As our last turn, another quarter turn of the circle or 90 degrees, brings to 360 degrees azimuth back to due North. Now, a circle has only 360 degrees, so by convention we don’t refer to it as being 360 degrees azimuth, but 0 degrees azimuth. Every time you come back around to North, it reverts to 0 degrees azimuth.
So what does this mean? When we specify the position of something in the sky, we need four bits of information. Azimuth or distance along the horizon is one of them. Let’ say that you go out some night to observe the Moon, you will be turned a certain number of degrees away from North. Let’s say that when you are facing the Moon, the point on the horizon that is directly beneath the Moon is where you want to estimate the azimuth. If that was halfway between due East and due South, it would be 135 degrees azimuth (90+45 = 135).

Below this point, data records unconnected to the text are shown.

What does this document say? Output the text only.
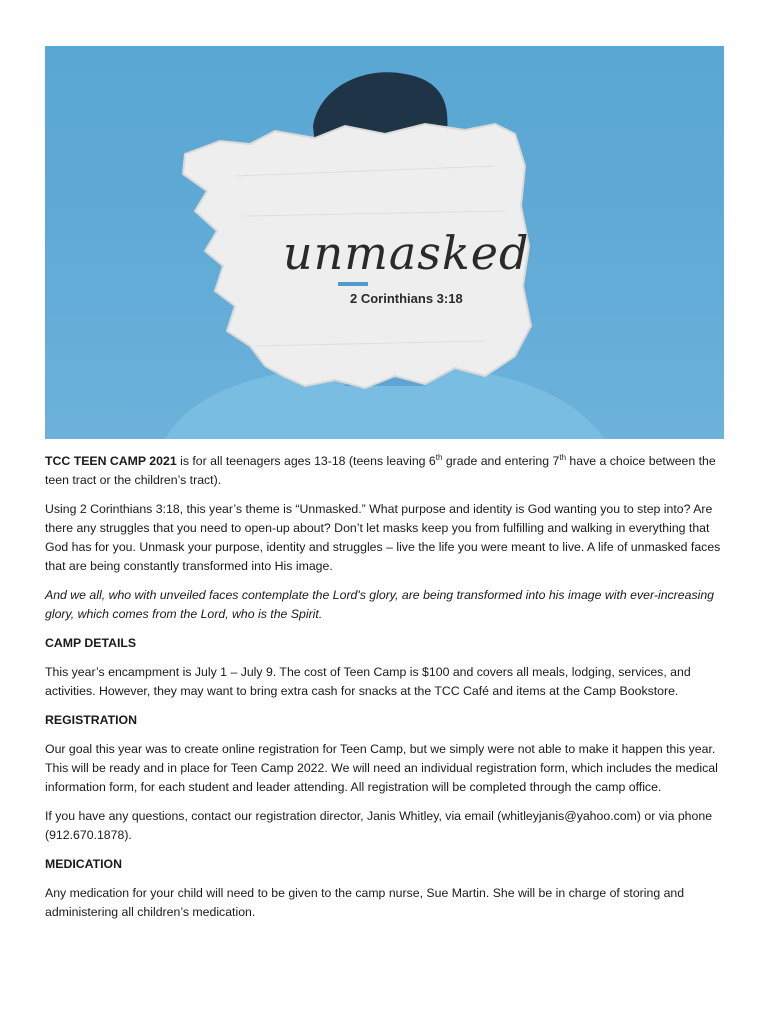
unmasked
2 Corinthians 3:18

TCC TEEN CAMP 2021 is for all teenagers ages 13-18 (teens leaving 6th grade and entering 7th have a choice between the teen tract or the children’s tract).

Using 2 Corinthians 3:18, this year’s theme is “Unmasked.” What purpose and identity is God wanting you to step into? Are there any struggles that you need to open-up about? Don’t let masks keep you from fulfilling and walking in everything that God has for you. Unmask your purpose, identity and struggles – live the life you were meant to live. A life of unmasked faces that are being constantly transformed into His image.

And we all, who with unveiled faces contemplate the Lord's glory, are being transformed into his image with ever-increasing glory, which comes from the Lord, who is the Spirit.

CAMP DETAILS

This year’s encampment is July 1 – July 9. The cost of Teen Camp is $100 and covers all meals, lodging, services, and activities. However, they may want to bring extra cash for snacks at the TCC Café and items at the Camp Bookstore.

REGISTRATION

Our goal this year was to create online registration for Teen Camp, but we simply were not able to make it happen this year. This will be ready and in place for Teen Camp 2022. We will need an individual registration form, which includes the medical information form, for each student and leader attending. All registration will be completed through the camp office.

If you have any questions, contact our registration director, Janis Whitley, via email (whitleyjanis@yahoo.com) or via phone (912.670.1878).

MEDICATION

Any medication for your child will need to be given to the camp nurse, Sue Martin. She will be in charge of storing and administering all children’s medication.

Now the Moon at this point is not directly on the horizon, but up in the sky, so we have to specify how far. That’s what we call “altitude.” (Sometimes it is also called “elevation.”) while azimuth counts 360 degrees clockwise from the North, altitude counts degrees from the horizon (0 degrees) to the point directly overhead, the zenith (90 degrees). You can’t go higher than directly overhead, so altitude cannot exceed 90 degrees. Let’s say that you estimate that the Moon is one third of the way from the horizon to the zenith. That’s one third of 90, or 30 degrees. So at this time, the Moon is at 30 degrees altitude, 135 degrees azimuth.

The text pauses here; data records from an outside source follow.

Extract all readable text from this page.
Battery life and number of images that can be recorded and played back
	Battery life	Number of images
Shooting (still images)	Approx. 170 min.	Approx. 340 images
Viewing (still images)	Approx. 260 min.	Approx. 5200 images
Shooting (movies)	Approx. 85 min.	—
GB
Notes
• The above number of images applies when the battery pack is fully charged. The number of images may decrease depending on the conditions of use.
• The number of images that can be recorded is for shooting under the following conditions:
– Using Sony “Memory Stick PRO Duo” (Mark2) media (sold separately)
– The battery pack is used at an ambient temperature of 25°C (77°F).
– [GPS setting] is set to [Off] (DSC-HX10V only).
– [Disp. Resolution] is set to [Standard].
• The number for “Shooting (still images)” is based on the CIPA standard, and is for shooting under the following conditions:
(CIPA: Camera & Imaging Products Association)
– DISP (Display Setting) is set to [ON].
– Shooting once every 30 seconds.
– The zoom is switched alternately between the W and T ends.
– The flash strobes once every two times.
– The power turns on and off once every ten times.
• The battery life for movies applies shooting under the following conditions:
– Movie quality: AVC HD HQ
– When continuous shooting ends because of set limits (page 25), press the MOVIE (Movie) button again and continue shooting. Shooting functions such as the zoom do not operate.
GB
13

But that is not all. Notice that I mentioned “at this time”? The third piece of information that you must include in a position estimate is time. Why? At a particular time on a particular day, the Moon rises. Then (very) roughly 6 hours later it is in the southern sky. And roughly 6 hours after that, it is setting somewhere in the western sky. The Moon, the Sun, planets and stars all move across the sky constantly, so a position at 8:35 pm will not be valid at 9 pm. So you have to supply the time as well as altitude and azimuth.
So if you made your estimation of the position of the Moon at 8:35 pm on April 22, 2018, the description would be:
April 22, 2018, 8:35 pm, 30 degrees altitude, 135 degrees azimuth
Oh, wait. Sorry, we’re not quite there yet. Actually, “there” is important. You have to specify your location on Earth. That’s because the sky, and the position of things in it, vary according to your location on Earth. The positions of the Sun, Moon, planets stars are different for say, Quito, Ecuador is different from Denver. Normally for your class I would assume that you make your observation in the Denver area, but since I have students in faraway places, you do have to specify your location. So, finally, the correct description of your observation of the Moon would be:
Location: Denver, Colorado (you could use GPS coordinates, but they are not necessary for this activity.)
Date: April 22, 2018
Altitude: 30 degrees
Azimuth: 135 degrees
Obviously you would not always have to state it quite like that. It could be formatted differently (as in a table), but this is the complete description.